Si Jean-Luc Mélenchon a su attirer une bonne partie de l’électorat enseignant, l’idée que ce milieu pencherait très largement à gauche est de moins en moins vraie. « Certes, ce tropisme de gauche reste assez fort chez eux, c’est même assez net lorsque l’on compare leurs votes à ceux de l’ensemble des autres fonctionnaires », explique le politologue Luc Rouban, membre du Cevipof. Mais le spécialiste d’insister sur le fait que le milieu éducatif est loin d’être homogène : « Les professeurs des écoles sont globalement plus à gauche que ceux du secondaire qui, eux-mêmes, sont plus à gauche que les universitaires ». Selon lui, le champion de la profession dans son ensemble pourrait être en réalité… Emmanuel Macron. Les intentions de vote en sa faveur s’élevant aux alentours de 26 %. « Celui-ci bénéficie donc aussi d’un vote d’adhésion », insiste Luc Rouban. Contrairement à ce que certains discours syndicaux pourraient laisser entendre « tous les enseignants ne rejettent pas l’idée d’une autonomie professionnelle plus importante et d’une variabilité des rémunérations en fonction de l’investissement individuel dans le travail ».
Pour d’autres, la politique menée par Emmanuel Macron a engendré, au contraire, un effet repoussoir très fort. « Selon un sondage Harris Interactive que nous avons rendu public la semaine dernière, 95 % des 25 000 enseignants du premier degré sondés ne font plus confiance au ministère de l’Education nationale. La rupture est totale », assène Guislaine David, co-secrétaire générale du SNUipp-FSU. « Notre position n’est pas simple car, si l’on s’est toujours battu contre l’extrême droite, ce qui est annoncé par Emmanuel Macron aussi bien sur les salaires, sur les retraites, que sur l’école en général est très contesté par les enseignants ». Plusieurs sorties récentes du candidat LREM ont largement déplu et accru la colère d’une partie de la corporation. La tonalité de son discours annonçant son programme avait été jugée trop « libérale », voire « brutale » ou « cassante » par certains. « Par la suite, il a tenté de rectifier en jouant l’apaisement. Mais mieux vaudrait-il, pour lui, ne pas accumuler les provocations dans les jours qui viennent », estime Laurent Frajerman.
Une très faible adhésion aux idées d’extrême droite
L’enseignant-chercheur, qui s’est penché sur le programme éducation de Marine Le Pen, souligne que, si l’on met l’enjeu démocratique – néanmoins central – de côté, les promesses de cette dernière peuvent être perçues par certains comme « moins ouvertement anti-profs » et « plus sociales » que celles d’Emmanuel Macron. « La candidate du RN prône le retour à l’école de Jules Ferry, insiste beaucoup sur l’autorité et la discipline, propose de revaloriser le bac, de maintenir le Capes et l’agrégation, d’augmenter les salaires en tenant compte du mérite mais sans miser sur une hiérarchie plus forte.

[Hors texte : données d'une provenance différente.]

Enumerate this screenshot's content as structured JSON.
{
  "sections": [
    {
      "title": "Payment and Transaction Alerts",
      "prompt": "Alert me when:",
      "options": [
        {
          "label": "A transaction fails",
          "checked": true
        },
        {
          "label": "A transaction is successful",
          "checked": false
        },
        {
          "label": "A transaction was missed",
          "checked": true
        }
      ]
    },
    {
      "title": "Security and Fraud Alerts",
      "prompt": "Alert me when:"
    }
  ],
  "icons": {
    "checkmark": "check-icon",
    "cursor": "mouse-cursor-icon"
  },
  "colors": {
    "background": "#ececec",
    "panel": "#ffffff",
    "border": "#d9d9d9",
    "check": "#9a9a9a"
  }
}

A première vue, des idées moins urticantes pour certains enseignants », explique Laurent Frajerman ». Même si, ne nous y trompons pas, l’obsession identitaire est bien là, cachée au détour d’une phrase ou d’une allusion », précise-t-il.
Les enseignants pourraient-ils être tentés de voter plus massivement qu’en 2017 pour le Rassemblement national ? La plupart des analystes n’y croient pas. « Je dirais qu’1 à 2 % seulement des enseignants penchent structurellement vers l’extrême droite. Peut-être un peu plus si on tient compte des votes cachés très difficiles à estimer. Cette très faible adhésion aux idées du Rassemblement national est l’une des singularités de ce milieu », explique Laurent Frajerman. « Les électeurs de Jean-Luc Mélenchon au premier tour, tentés par Marine Le Pen au second tour, seront plutôt issus de catégories sociales plus modestes et moins diplômées, renchérit Luc Rouban. Avant d’ajouter : « Je pense que les enseignants qui ne feront pas le choix de Macron opteront plutôt pour l’abstention et le vote blanc. »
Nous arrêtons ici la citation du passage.